The German scholar, philosopher and poet Max Bense was one of the leading figures of the concrete poets of the Stuttgarter Gruppe, and an important international mediator between various different national groups and factions. He was preoccupied with the study of philosophy, mathematics, technology and theory of science as well as with information theory, semiotics and cybernetics. Bense is certainly the most radical pursuer of objectivity and scientific exactitude, but Eugen Gomringer too emphasised the importance of method, system and structure, and experiments with stochastic, permutational and combinatorial structures can also be observed in many other concrete oeuvres, such as Franz Mon’s and those of the Wiener Gruppe.

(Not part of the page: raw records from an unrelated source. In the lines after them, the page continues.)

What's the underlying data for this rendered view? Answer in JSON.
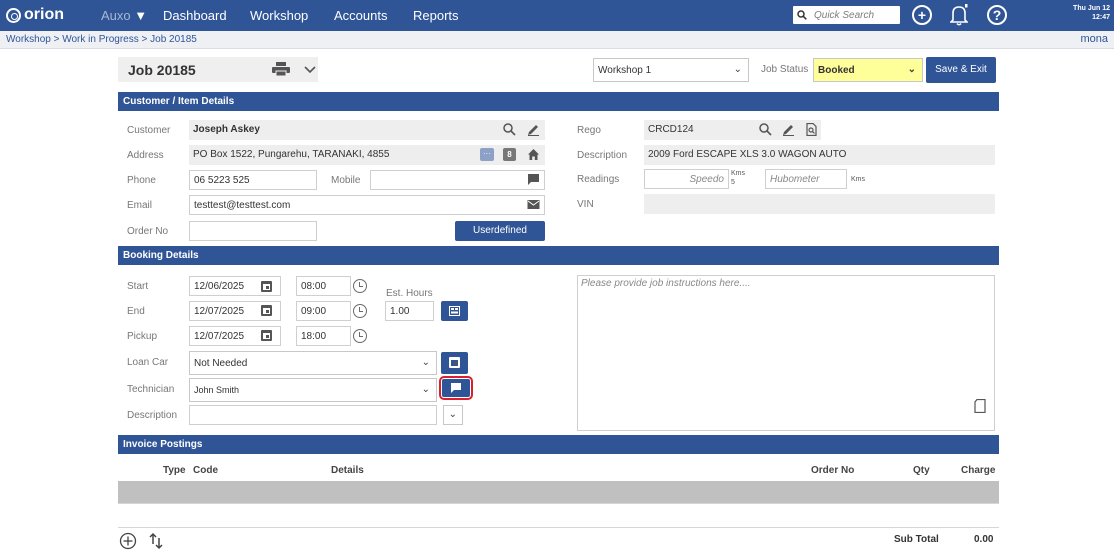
{
  "app": {
    "logo": "orion",
    "nav": [
      "Auxo",
      "Dashboard",
      "Workshop",
      "Accounts",
      "Reports"
    ],
    "search_placeholder": "Quick Search",
    "date_line1": "Thu Jun 12",
    "date_line2": "12:47",
    "user": "mona",
    "breadcrumb": "Workshop > Work in Progress > Job 20185"
  },
  "job": {
    "title": "Job 20185",
    "workshop": "Workshop 1",
    "status_label": "Job Status",
    "status_value": "Booked",
    "save_exit": "Save & Exit"
  },
  "customer_section": {
    "heading": "Customer / Item Details",
    "customer_label": "Customer",
    "customer_value": "Joseph Askey",
    "address_label": "Address",
    "address_value": "PO Box 1522, Pungarehu, TARANAKI, 4855",
    "phone_label": "Phone",
    "phone_value": "06 5223 525",
    "mobile_label": "Mobile",
    "mobile_value": "",
    "email_label": "Email",
    "email_value": "testtest@testtest.com",
    "orderno_label": "Order No",
    "orderno_value": "",
    "userdefined_button": "Userdefined",
    "rego_label": "Rego",
    "rego_value": "CRCD124",
    "description_label": "Description",
    "description_value": "2009 Ford ESCAPE XLS 3.0 WAGON AUTO",
    "readings_label": "Readings",
    "speedo_placeholder": "Speedo",
    "speedo_unit": "Kms",
    "speedo_sub": "5",
    "hubometer_placeholder": "Hubometer",
    "hubometer_unit": "Kms",
    "vin_label": "VIN",
    "vin_value": ""
  },
  "booking_section": {
    "heading": "Booking Details",
    "start_label": "Start",
    "start_date": "12/06/2025",
    "start_time": "08:00",
    "end_label": "End",
    "end_date": "12/07/2025",
    "end_time": "09:00",
    "pickup_label": "Pickup",
    "pickup_date": "12/07/2025",
    "pickup_time": "18:00",
    "est_hours_label": "Est. Hours",
    "est_hours_value": "1.00",
    "loancar_label": "Loan Car",
    "loancar_value": "Not Needed",
    "technician_label": "Technician",
    "technician_value": "John Smith",
    "description_label": "Description",
    "description_value": "",
    "instructions_placeholder": "Please provide job instructions here...."
  },
  "invoice_section": {
    "heading": "Invoice Postings",
    "columns": [
      "Type",
      "Code",
      "Details",
      "Order No",
      "Qty",
      "Charge"
    ],
    "subtotal_label": "Sub Total",
    "subtotal_value": "0.00"
  },
  "colors": {
    "brand": "#2f5597",
    "status_highlight": "#ffff99",
    "highlight_ring": "#d9202f"
  }
}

In his Einführung in die informationstheoretische Ästhetik. Grundlegung und Anwendung in der Texttheorie from 1969, Bense describes “aesthetic states” of texts as defined by their degree of unexpected, surprising and non-trivial occurrence of words. This notion is a direct transfer of Claude E. Shannon’s definition of information as “unexpected, unpredictable news” into the realms of the aesthetic.

To my knowledge, Bense and his students were the very first ever to deploy computers for purely aesthetic purposes in order to produce stochastic, machine-generated poetry. They deployed the random function of computers for the generation of “unlikely, highly selective and non-trivial” sequences – which is Bense’s defintion of what makes a text aesthetic rather than functional. In 1959, in the computer lab of the ‘Technische Hochschule’, Theo Lutz fed vocabulary taken from Franz Kafka’s Das Schloss into a Zuse Z 22, and wrote a program determining several rules of combination, and thus generated the first artificial, chance determined literary text.